First SRM test

First SRM test

Another Saturday given up (partially at least) in order to test SRM with the various Protection Groups and Recovery Plans. This was mainly a confidence building exercise for ourselves and our management. A good clean test puts us in a good place for doing ad-hoc tests of plans as we continue to virtualise physical systems. It also proves that I've configured the recovery parameters of each VM correctly and that the plans don't just fall over.

So we started off moving a Domain Controller into the test bubble. This test failed almost immediately which was somewhat unexpected and disappointing. My manager then turned up so seeing all that red stuff in the Recovery plans steps wasn't all that promising. I worked out fairly quickly from the error message that the hosts at the Recovery Site could not see the required datastore. We use Recoverpoint to replicate the data and generally you don't present the destination LUNs to the destination Storage Group, this however prevented SRM from making the storage properly available. A 2 minute config change on the CX4-480 and we ran the test again. Success! There's something a bit eery about seeing Recoverpoint make changes to the Consistency Groups apparently by itself, then vSwitches appear as if by magic, VMs appear and start up and hey presto, inside 5 minutes we have our Domain Controller running in its own "bubble". We then ran a cleanup to make sure that functionality would work, it was if anything even more impressive. In under a minute all had been returned to normal.

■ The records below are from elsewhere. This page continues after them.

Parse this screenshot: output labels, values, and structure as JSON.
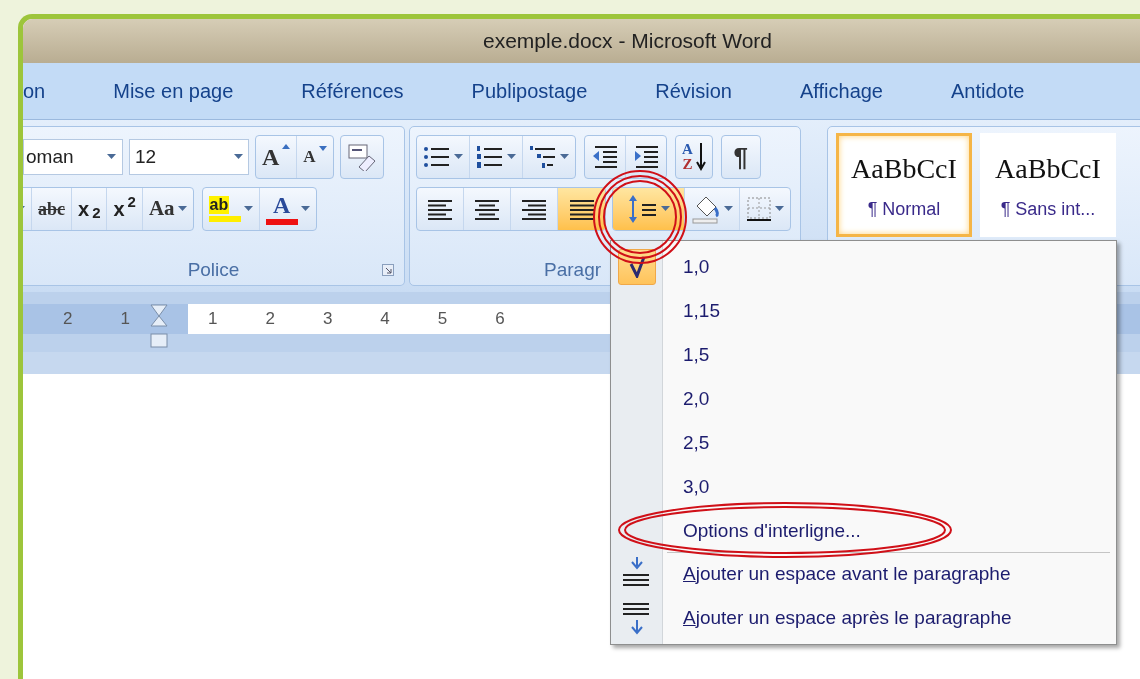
{
  "window": {
    "title": "exemple.docx - Microsoft Word"
  },
  "tabs": [
    {
      "label": "on",
      "selected": false
    },
    {
      "label": "Mise en page",
      "selected": false
    },
    {
      "label": "Références",
      "selected": false
    },
    {
      "label": "Publipostage",
      "selected": false
    },
    {
      "label": "Révision",
      "selected": false
    },
    {
      "label": "Affichage",
      "selected": false
    },
    {
      "label": "Antidote",
      "selected": false
    }
  ],
  "font_group": {
    "label": "Police",
    "font_name": "oman",
    "font_size": "12",
    "grow": "A",
    "shrink": "A",
    "strike": "abc",
    "subscript": "x$_{2}$",
    "superscript": "x$^{2}$",
    "change_case": "Aa",
    "highlight": "ab",
    "font_color": "A"
  },
  "paragraph_group": {
    "label": "Paragr",
    "sort_top": "A",
    "sort_bottom": "Z",
    "pilcrow": "¶",
    "align_buttons": [
      {
        "kind": "left",
        "selected": false
      },
      {
        "kind": "center",
        "selected": false
      },
      {
        "kind": "right",
        "selected": false
      },
      {
        "kind": "justify",
        "selected": true
      }
    ],
    "line_spacing_open": true
  },
  "styles": [
    {
      "sample": "AaBbCcI",
      "label": "¶ Normal",
      "selected": true
    },
    {
      "sample": "AaBbCcI",
      "label": "¶ Sans int...",
      "selected": false
    }
  ],
  "ruler": {
    "left_labels": [
      "2",
      "1"
    ],
    "right_labels": [
      "1",
      "2",
      "3",
      "4",
      "5",
      "6"
    ]
  },
  "line_spacing_menu": [
    {
      "kind": "spacing",
      "label": "1,0",
      "selected": true
    },
    {
      "kind": "spacing",
      "label": "1,15",
      "selected": false
    },
    {
      "kind": "spacing",
      "label": "1,5",
      "selected": false
    },
    {
      "kind": "spacing",
      "label": "2,0",
      "selected": false
    },
    {
      "kind": "spacing",
      "label": "2,5",
      "selected": false
    },
    {
      "kind": "spacing",
      "label": "3,0",
      "selected": false
    },
    {
      "kind": "command",
      "label": "Options d'interligne..."
    },
    {
      "kind": "space_before",
      "label": "Ajouter un espace avant le paragraphe",
      "mnemonic": true
    },
    {
      "kind": "space_after",
      "label": "Ajouter un espace après le paragraphe",
      "mnemonic": true
    }
  ]
}
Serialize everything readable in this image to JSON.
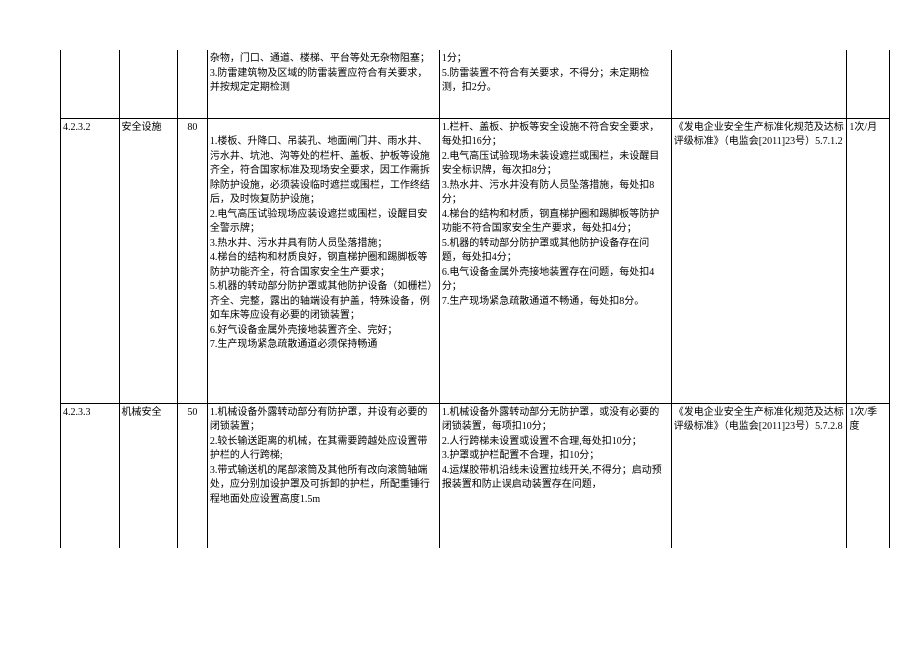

For the second test I added one of the business server protection groups to the test Recovery Plan and we ran through again. Slightly longer due to starting more VMs but again successful. This gave us the opportunity to attempt logins on the business server. Our failure to login highlighted that a single Domain Controller with no FSMO roles is not much use, so after a bit of work in NTDSUTIL we were logging in and this test was confirmed as successful.

Tests continued in this fashion to ensure each plan worked and each VM received the correct IP address and started without issues. Each was successful until the very last test. This failed due to there being no compatible host for the most important VM (typical!!). It was immediately apparent that the issue is the difference in licencing in production compared to DR.

In order to host this particular VM we had to upgrade the prod cluster to Enterprise+ as we are required by the business to present 8 vCPUs. Since our DR site is only Enterprise this machine would not start. A little experimenting with Powercli produced a script which could change the number of vCPUs but here I ran into a problem with the placement of the script in the Recovery Plan. As an individual step in the RP it was either too early so the VM had not yet been registered or tool late as the startup attempt had already occurred. Delving into the properties of the Recovery Config for the VM I could add the script as a Pre Power on step, but again this was not correctly placed as it runs just before the main power on but AFTER the inital startup for IP reconfig. Therefore once again the Plan failed for this machine.

All is not lost, we can buy E+ licences or we can document that this server will come over from Prod and be manually reconfigured. We could run Powercli to reconfigure the vCPUs, start it and inject the correct IP config into the running VM. There are options and we are aware of the issue.

Whichever option we choose we will be able to recover this VM and we can move forward with SRM happy in the knowledge that running tests like these does not interfere with our Prod environment at all and leaves the DR environment in a clean state when finished.

What a superb piece of software! Even more so when combined with Recoverpoint....

Anyway, onwards, preparing for the commissioning of our Celerra in London and then a Commvault installation utilising VNX-5100s as Disk Libraries. Never a dull moment!